Uber’s history is checkered with well-documented history of labor exploitation alongside its ongoing legal woes pertaining to passengers’ countless sexual assault reports. And although the company has made commendable strides in repairing its ecosystem to provide customers with safer rides, “its actual response has been slow and inadequate, with horrific consequences,” argues Adam Slater, founding partner of the law firm Slater Slater Schulman which is currently representing roughly 550 women in a class action lawsuit against the company.

[Related: Is taking an Uber better for the environment than driving?]

Nonetheless, in its continuing efforts to win back customer trust, Uber has announced a partnership with security behemoth ADT as part of its safety toolkit revamp. With a new “Live Help” feature, users can now get in contact with one of ADT’s safety agents 24/7 via phone call or text for issues that may not initially require dialing 911. The ADT employee will remain in touch with the rider until they reach their destination, and can call 911 for them if the situation worsens. It’s worth noting that, for more unfortunate emergencies, Uber is also expanding its app’s capability to discreetly dial 911 to nearly 60-percent of the United States—a massive uptick from the service’s original coverage of just Minnesota, Indiana, and Los Angeles when the feature was first announced back in 2019.

Users will also see a streamlined safety toolkit interface.
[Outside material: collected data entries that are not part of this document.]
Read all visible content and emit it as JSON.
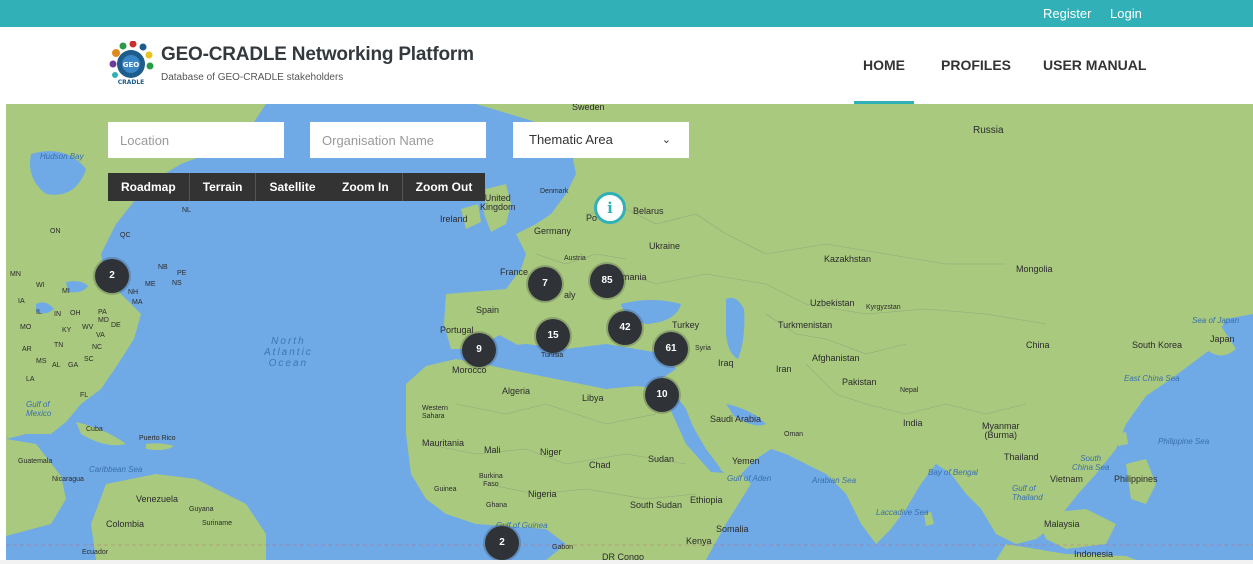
{
  "topbar": {
    "register": "Register",
    "login": "Login",
    "color": "#31b0b7"
  },
  "brand": {
    "title": "GEO-CRADLE Networking Platform",
    "subtitle": "Database of GEO-CRADLE stakeholders",
    "logo_icon": "geo-cradle-logo"
  },
  "nav": {
    "home": "HOME",
    "profiles": "PROFILES",
    "user_manual": "USER MANUAL",
    "active": "HOME"
  },
  "filters": {
    "location_placeholder": "Location",
    "organisation_placeholder": "Organisation Name",
    "thematic_area": "Thematic Area",
    "thematic_icon": "chevron-down-icon"
  },
  "map_controls": {
    "roadmap": "Roadmap",
    "terrain": "Terrain",
    "satellite": "Satellite",
    "zoom_in": "Zoom In",
    "zoom_out": "Zoom Out"
  },
  "clusters": [
    "2",
    "7",
    "85",
    "15",
    "42",
    "9",
    "61",
    "10",
    "2"
  ],
  "info_marker": {
    "glyph": "i",
    "icon": "info-marker-icon"
  },
  "map_labels": {
    "russia": "Russia",
    "belarus": "Belarus",
    "ukraine": "Ukraine",
    "kazakhstan": "Kazakhstan",
    "mongolia": "Mongolia",
    "united_kingdom": "United\nKingdom",
    "ireland": "Ireland",
    "denmark": "Denmark",
    "germany": "Germany",
    "poland": "Po",
    "austria": "Austria",
    "france": "France",
    "spain": "Spain",
    "portugal": "Portugal",
    "italy": "aly",
    "romania": "mania",
    "turkey": "Turkey",
    "uzbekistan": "Uzbekistan",
    "kyrgyzstan": "Kyrgyzstan",
    "turkmenistan": "Turkmenistan",
    "china": "China",
    "south_korea": "South Korea",
    "japan": "Japan",
    "syria": "Syria",
    "afghanistan": "Afghanistan",
    "iraq": "Iraq",
    "iran": "Iran",
    "pakistan": "Pakistan",
    "nepal": "Nepal",
    "india": "India",
    "myanmar": "Myanmar\n(Burma)",
    "thailand": "Thailand",
    "vietnam": "Vietnam",
    "philippines": "Philippines",
    "malaysia": "Malaysia",
    "indonesia": "Indonesia",
    "morocco": "Morocco",
    "tunisia": "Tunisia",
    "algeria": "Algeria",
    "libya": "Libya",
    "western_sahara": "Western\nSahara",
    "mauritania": "Mauritania",
    "mali": "Mali",
    "niger": "Niger",
    "chad": "Chad",
    "sudan": "Sudan",
    "saudi_arabia": "Saudi Arabia",
    "oman": "Oman",
    "yemen": "Yemen",
    "nigeria": "Nigeria",
    "burkina_faso": "Burkina\nFaso",
    "ghana": "Ghana",
    "guinea": "Guinea",
    "ethiopia": "Ethiopia",
    "south_sudan": "South Sudan",
    "somalia": "Somalia",
    "kenya": "Kenya",
    "gabon": "Gabon",
    "dr_congo": "DR Congo",
    "venezuela": "Venezuela",
    "colombia": "Colombia",
    "guyana": "Guyana",
    "suriname": "Suriname",
    "ecuador": "Ecuador",
    "cuba": "Cuba",
    "puerto_rico": "Puerto Rico",
    "guatemala": "Guatemala",
    "nicaragua": "Nicaragua",
    "sweden": "Sweden",
    "nl": "NL",
    "on": "ON",
    "qc": "QC",
    "mn": "MN",
    "wi": "WI",
    "mi": "MI",
    "nb": "NB",
    "pe": "PE",
    "ns": "NS",
    "me": "ME",
    "nh": "NH",
    "ma": "MA",
    "ia": "IA",
    "il": "IL",
    "in": "IN",
    "oh": "OH",
    "pa": "PA",
    "md": "MD",
    "de": "DE",
    "mo": "MO",
    "ky": "KY",
    "wv": "WV",
    "va": "VA",
    "ar": "AR",
    "tn": "TN",
    "nc": "NC",
    "ms": "MS",
    "al": "AL",
    "ga": "GA",
    "sc": "SC",
    "la": "LA",
    "fl": "FL"
  },
  "sea_labels": {
    "hudson_bay": "Hudson Bay",
    "gulf_of_mexico": "Gulf of\nMexico",
    "caribbean_sea": "Caribbean Sea",
    "gulf_of_guinea": "Gulf of Guinea",
    "gulf_of_aden": "Gulf of Aden",
    "arabian_sea": "Arabian Sea",
    "bay_of_bengal": "Bay of Bengal",
    "laccadive_sea": "Laccadive Sea",
    "gulf_of_thailand": "Gulf of\nThailand",
    "south_china_sea": "South\nChina Sea",
    "philippine_sea": "Philippine Sea",
    "east_china_sea": "East China Sea",
    "sea_of_japan": "Sea of Japan"
  },
  "ocean_label": "North\nAtlantic\nOcean",
  "colors": {
    "water": "#6fa9e6",
    "land": "#a9c97f",
    "cluster": "#2f3236",
    "accent": "#31b0b7"
  }
}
Upon tapping the blue shield icon, four prominent, most-used options are subsequently displayed for riders: “Contact 911,” “Contact safety agent,” “Share trip status” and “Report safety issue.” A quick additional swipe will display additional safety options, as well.

[Related: Privacy advocates push to cancel Amazon’s ‘Ring Nation.’]

It’s worth noting that this isn’t ADT’s first gig economy partnership. Just last year, DoorDash announced its own company team-up, SafetyDash, which is focused more on delivery workers’ security rather than customers, given the nature of the job. The year before, they teamed up with Lyft for the rideshare company’s “Emergency Help” feature. 

Still, ADT has also found itself in the spotlight for its own issues. Last year, a former employee pled guilty to using ADT feeds to illegally spy on hundreds of customers. “We apologize to the customers affected by the actions of this former employee and deeply regret this incident,” the company said in a statement at the time

While these new features are important, the gig economy ecosystem  still has several larger issues to work through. For the conceivable future, at least, it’s probably best to keep a few key safety tips in mind whenever using a ridesharing service. 

Editor’s note 8/31/22 1:25pm EST: This story has been updated to more accurately describe ADT’s past controversies.